Sierra Leone’s president accused the US of forcing him to interfere in his country’s June 24 election count, a comment that contrasted sharply with Washington’s concerns about the poll’s impartiality.
“When the elections were at the height — of calling the results — this is when the problems started,” President Julius Maada Bio said during a speaking event at American University in Washington.
The Election Commission of Sierra Leone (ECSL), he said, “had done all their calculations, collations, all the processes. I was now requested to stop them from calling the result by the United States. So I don’t know who is accusing who of interference.”
“They are an independent, semiautonomous body,” the president said of the ECSL. “I declined, and I said I have never called this institution, I am not going to call them now.”

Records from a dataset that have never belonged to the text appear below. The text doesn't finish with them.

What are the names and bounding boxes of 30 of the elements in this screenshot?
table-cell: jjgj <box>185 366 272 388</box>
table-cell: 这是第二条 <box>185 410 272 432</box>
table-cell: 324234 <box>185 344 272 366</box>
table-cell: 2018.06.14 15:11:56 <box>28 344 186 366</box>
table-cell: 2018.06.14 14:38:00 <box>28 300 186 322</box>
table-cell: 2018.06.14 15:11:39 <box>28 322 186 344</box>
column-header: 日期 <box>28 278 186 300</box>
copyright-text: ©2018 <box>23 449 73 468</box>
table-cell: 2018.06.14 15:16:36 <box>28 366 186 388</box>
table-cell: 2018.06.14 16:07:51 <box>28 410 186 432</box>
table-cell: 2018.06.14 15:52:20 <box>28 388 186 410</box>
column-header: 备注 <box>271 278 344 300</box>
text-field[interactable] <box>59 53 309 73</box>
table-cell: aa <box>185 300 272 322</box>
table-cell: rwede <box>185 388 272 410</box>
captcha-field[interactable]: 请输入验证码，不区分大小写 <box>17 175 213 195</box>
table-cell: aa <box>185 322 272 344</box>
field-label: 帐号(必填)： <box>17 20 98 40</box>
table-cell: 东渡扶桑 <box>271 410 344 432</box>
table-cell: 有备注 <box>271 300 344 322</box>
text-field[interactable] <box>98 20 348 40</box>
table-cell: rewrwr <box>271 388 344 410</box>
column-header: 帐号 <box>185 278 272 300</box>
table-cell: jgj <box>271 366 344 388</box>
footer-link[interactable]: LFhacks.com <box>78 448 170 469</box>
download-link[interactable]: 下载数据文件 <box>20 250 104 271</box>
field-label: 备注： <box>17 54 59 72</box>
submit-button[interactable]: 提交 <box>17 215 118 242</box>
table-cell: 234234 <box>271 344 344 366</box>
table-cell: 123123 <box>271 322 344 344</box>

Bio, 59, was reelected in a disputed vote criticized by both the opposition and international observers.
Following the election, delegations from the United States, European Union, France, Ireland, and Germany issued a united statement in which they expressed their worry “about the lack of transparency in the tabulation process.”
Some predicted that the country’s high inflation and dismal economic situation would provide an opening for the opposition ahead of the election. Bio received 56.17 percent of the vote, which was slightly more than the 55 percent required to avoid a runoff.
The State Department imposed visa restrictions on persons “believed to be responsible for, or complicit in, undermining democracy in Sierra Leone,” including through vote rigging or intimidation of election monitors, on August 31.
The names of those targeted were not made public, and visa decisions are confidential under US law.
“Elections are always contentious issues, no matter where they happen in the world, including the United States,” Bio said during the event at his alma mater, where he earned his Bachelor’s and Master’s degrees following his move to the United States, after handing over power from the military junta he briefly led to a democratically elected government in the 1990s.
When “the United States casts doubt on the credibility (of the election), you are calling for a coup,” Bio said.
“The same representatives of the United States have told us that in any case, they just wanted a second round. In any case, I was going to win, because all the polls have made that clear.”
Sierra Leonean Information Minister Chernor Bah told AFP that “I cannot speak to the US motivation” behind allegedly asking Bio to interfere in the ECSL’s announcement.
“You’ll have to ask the US that.”
Freetown still has a “great relationship” with Washington and looks forward to maintaining it, Bio said.